A fotografia de “Amor à Vida” é limpa, sem exageros, mas há
o retorno de uma câmera na mão constante, ágil, nervosa. Esqueçam as grandes
tomadas de paisagens e coisas convencionais. É uma fotografia moderna, com estilo
(sim, com um pé nos filmes e seriados). A trilha, que vai desde a música “Maravida”,
de Gonzaguinha interpretada toscamente por Daniel na abertura até Charlie Brown
Jr, reflete uma São Paulo pouco vista antes na tv: do jeito que ela é. Junto à
fotografia e direção de arte, a cidade é mostrada sem exageros ou caricaturas:
ali estão os bares e botecos sujos, as prostitutas da Augusta, o centro vazio
mas ao mesmo tempo belo, as luzes de neon nos bares... Nada de “cidade cinzenta”
ou “contemporânea” e “urbana” (como visto em “Sangue Bom, a das 7). Em “Amor à
Vida”, São Paulo se materializa na tela. Outro recurso interessante foi o uso
de uma câmera acoplada a Juliano Cazarré quando o personagem Ninho está no
aeroporto. O enquadramento permitiu captar todo o nervosismo do personagem.
Do elenco, Suzana Vieira e sua Pilar são mais do mesmo que a
atriz já fez na tv: uma mulher rica e impiedosa – lembra a Branca de “Por Amor”.
Mateus Solano (Félix) consegue provocar ódio (como quando abandona a filha de
Paloma no lixo) e riso (ao filho, Jonatan: “Meu dia está lotado para criança!
Se quiser, agenda!” ou à esposa: “Eu salguei a Santa Ceia, só pode ser!” ou à
tia: “Tá chamando seu irmão de touro, vão achar que você é a vaca!” ou pior,
quando chega no bar que Paloma teve a filha: “Brega!”). No mais, nada de mais.
Antonio Fagundes, Malvino Salvador, Juliano Cazarré, Bárbara Paz e Paola
Oliveira não comprometem, mas não se destacam. O primeiro capítulo ficou
inteiramente focado nesse núcleo, com apenas uma cena da família de Bruno. Uma
família grande e tipicamente paulistana: Eliane Giardini volta a viver uma
matriarca (Ordália, que lembra um pouco a Muricy de “Avenida Brasil, mas bem
mais branda), e o pai de Bruno, Fulvio Stefanini (Denizard), que carrega no
sotaque paulista, meu!
Walcyr Carrasco ainda mantém características no seu texto
que incomodam: às vezes são explicativos demais ou às vezes o recurso de “falar
o pensamento” não se faz mais necessário, quando Bruno encontra a criança
abandonada por Félix no lixo e exclana: “Deus me deu uma nova chance!”, forçando
a barra. Mas a direção de Wolf Maya é competente, dinâmica: as passagens de
tempo foram implícitas pelas cenas (quando mostrou Paloma grávida, ora experimentando
roupas, ora fazendo ultrassom), a fotografia e a trilha são um grande acerto e
a trama é verossímil numa história que não tem essa pretensão Ao contrário de
“Salve Jorge” que pedia uma trama realista (morro do Alemão e tráfico de
pessoas), mas totalmente mal concebida.
“Amor à Vida” estreou com 35 pontos (não consolidados) e
repete a estreia de “Salve Jorge”, mas ainda inferior a “Avenida Brasil” (37) e
“Fina Estampa” (41). O nome pode remeter a qualquer novela tosca do Manoel Carlos.

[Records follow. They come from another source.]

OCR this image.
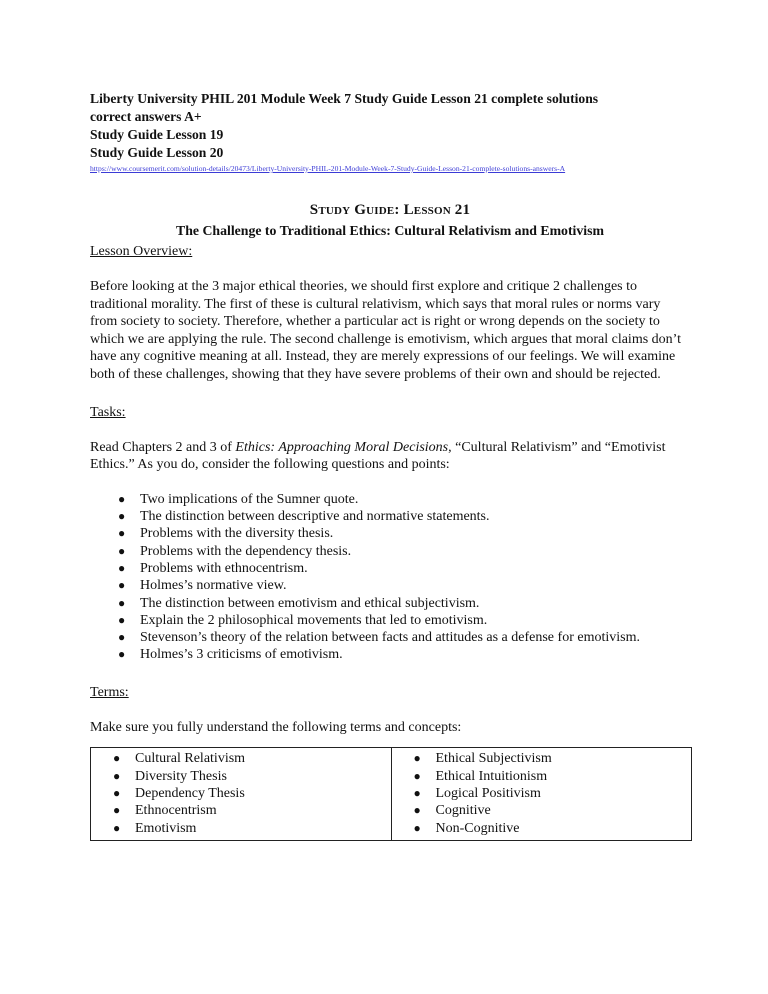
Liberty University PHIL 201 Module Week 7 Study Guide Lesson 21 complete solutions
correct answers A+
Study Guide Lesson 19
Study Guide Lesson 20
https://www.coursemerit.com/solution-details/20473/Liberty-University-PHIL-201-Module-Week-7-Study-Guide-Lesson-21-complete-solutions-answers-A
Study Guide: Lesson 21
The Challenge to Traditional Ethics: Cultural Relativism and Emotivism
Lesson Overview:

Before looking at the 3 major ethical theories, we should first explore and critique 2 challenges to traditional morality. The first of these is cultural relativism, which says that moral rules or norms vary from society to society. Therefore, whether a particular act is right or wrong depends on the society to which we are applying the rule. The second challenge is emotivism, which argues that moral claims don’t have any cognitive meaning at all. Instead, they are merely expressions of our feelings. We will examine both of these challenges, showing that they have severe problems of their own and should be rejected.

Tasks:

Read Chapters 2 and 3 of Ethics: Approaching Moral Decisions, “Cultural Relativism” and “Emotivist Ethics.” As you do, consider the following questions and points:

● Two implications of the Sumner quote.
● The distinction between descriptive and normative statements.
● Problems with the diversity thesis.
● Problems with the dependency thesis.
● Problems with ethnocentrism.
● Holmes’s normative view.
● The distinction between emotivism and ethical subjectivism.
● Explain the 2 philosophical movements that led to emotivism.
● Stevenson’s theory of the relation between facts and attitudes as a defense for emotivism.
● Holmes’s 3 criticisms of emotivism.
Terms:

Make sure you fully understand the following terms and concepts:

● Cultural Relativism
● Diversity Thesis
● Dependency Thesis
● Ethnocentrism
● Emotivism

● Ethical Subjectivism
● Ethical Intuitionism
● Logical Positivism
● Cognitive
● Non-Cognitive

Mas Carrasco coloca todo o arsenal que consagrou suas novelas (só às 6, pois as
das 7 foram bem fracas) e aliada à direção de Wolf Maya, “Amor à Vida” tem tudo
para agradar. Menos a abertura, que apesar de contar com o desenhista americano
Ryan Woodward (de “Os Vingadores”), é toscamente interpretada por Daniel, mesmo
que tenha tudo a ver com o título (De amar, e amar e amar... Vida, vida, vida).